Hibler v. Thomas

99 Ill. App. 355 | Ill. App. Ct. | 1901

Mr. Presiding Justice Harker

delivered the opinion of the court.

This is an appeal from a judgment of $66.14 rendered by the Circuit Court in favor of appellee and against appellant in a suit originally brought before a justice of the peace to recover for merchandise sold to appellant’s wife, to be used in appellant’s family as “ family expenses.”

The parties to the suit are brothers-in-law and the evidence shows that ill-will had existed between them for a considerable length of time prior to the buying of the goods.

They were sold after appellant had notified appellee not to sell any goods to his wife on credit, and after he had instructed his wife to purchase no more goods from appellee.

There is no dispute as to the amount of the goods sold or the price charged for them; but appellant contends, first, that not all the articles sold are embraced within the term “ family expenses; ” secdnd, -that appellant’s wife had no right to pledge her husband’s credit under the circumstances, and that appellee had no right to extend the credit after being notified by appellant not to do so.

Counsel do not point out what items of the account are not embraced within the terms, “ family expenses.” We have examined the list of items and do not discover any not suited to the social position and condition in life of Appellant’s family. We think all of the articles sold are properly included within the term.

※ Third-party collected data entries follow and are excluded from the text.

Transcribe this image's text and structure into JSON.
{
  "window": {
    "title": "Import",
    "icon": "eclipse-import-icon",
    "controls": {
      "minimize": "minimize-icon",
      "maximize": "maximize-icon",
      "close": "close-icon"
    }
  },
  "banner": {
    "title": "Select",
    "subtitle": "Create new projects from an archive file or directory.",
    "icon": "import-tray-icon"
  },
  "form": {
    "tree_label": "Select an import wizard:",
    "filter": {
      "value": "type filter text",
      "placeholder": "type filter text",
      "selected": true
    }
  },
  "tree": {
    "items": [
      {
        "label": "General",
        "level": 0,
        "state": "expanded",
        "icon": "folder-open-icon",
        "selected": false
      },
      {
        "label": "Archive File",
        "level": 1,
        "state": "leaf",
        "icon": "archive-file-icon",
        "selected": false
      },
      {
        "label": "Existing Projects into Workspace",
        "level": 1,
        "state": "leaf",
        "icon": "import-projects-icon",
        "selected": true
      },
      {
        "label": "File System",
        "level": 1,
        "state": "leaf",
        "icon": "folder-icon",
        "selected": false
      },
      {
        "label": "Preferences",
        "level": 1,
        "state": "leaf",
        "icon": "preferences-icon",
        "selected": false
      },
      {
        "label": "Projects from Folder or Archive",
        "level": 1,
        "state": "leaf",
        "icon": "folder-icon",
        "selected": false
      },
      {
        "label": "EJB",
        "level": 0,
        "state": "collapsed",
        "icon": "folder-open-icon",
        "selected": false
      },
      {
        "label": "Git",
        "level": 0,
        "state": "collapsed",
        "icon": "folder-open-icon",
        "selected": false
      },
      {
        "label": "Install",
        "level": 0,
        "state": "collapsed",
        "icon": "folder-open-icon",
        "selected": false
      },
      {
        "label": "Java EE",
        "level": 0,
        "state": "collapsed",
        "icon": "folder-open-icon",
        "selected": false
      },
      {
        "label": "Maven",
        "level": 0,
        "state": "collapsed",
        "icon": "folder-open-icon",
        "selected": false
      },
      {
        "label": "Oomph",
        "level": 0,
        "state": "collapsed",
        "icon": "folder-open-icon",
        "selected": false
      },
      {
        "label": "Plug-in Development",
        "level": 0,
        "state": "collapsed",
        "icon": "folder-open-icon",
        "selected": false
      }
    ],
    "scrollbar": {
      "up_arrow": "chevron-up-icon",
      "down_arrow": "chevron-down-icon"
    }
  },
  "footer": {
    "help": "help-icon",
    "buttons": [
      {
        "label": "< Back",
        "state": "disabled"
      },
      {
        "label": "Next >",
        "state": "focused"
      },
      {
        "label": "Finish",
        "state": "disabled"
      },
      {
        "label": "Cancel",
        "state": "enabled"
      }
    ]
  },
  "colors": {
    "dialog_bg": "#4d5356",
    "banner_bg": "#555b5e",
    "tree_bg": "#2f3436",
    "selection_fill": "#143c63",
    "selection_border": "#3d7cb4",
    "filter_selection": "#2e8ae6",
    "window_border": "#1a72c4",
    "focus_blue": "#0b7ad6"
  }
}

The case hinges upon the other contention. The appellant having notified appellee not to sell his wife goods on his credit, the burden rested upon appellee to prove not only that the goods sold were embraced within the term “ family expenses,” but also to show that the appellant had neglected to furnish them. The law requires the husband to provide his wife and family with that which is necessary for their suitable maintenance according to their station in life. Ordinarily he will be presumed to assent to the wife making such purchases as in the conduct of the domestic concerns are proper for her management and supervision. This presumption ceases when he gives the merchant notice not to sell on his credit, and he can not, by sales made after such notice, be bound, unless he neglects to procure supplies necessary to the condition and situation of his family. Schouler’s Domestic Relations, Secs. 63-76; Rea v. Durkee, 25 Ill. 503; Bevier v. Galloway, 71 Ill. 517.

The burden of proof was upon appellant, first, to establish his notice not to sell, and having proven that, the burden shifted upon appellee to prove that appellant failed to furnish the necessary and suitable support to his wife and family.

It appears from the evidence that appellant made provision for his wife purchasing goods at the store of one Harrison, and there is no evidence whatever to show that he refused to furnish any necessaries that could not be found in Harrison’s stock of goods. Clearly, the verdict of the jury is wrong, under the evidence.

Judgment reversed and cause remanded.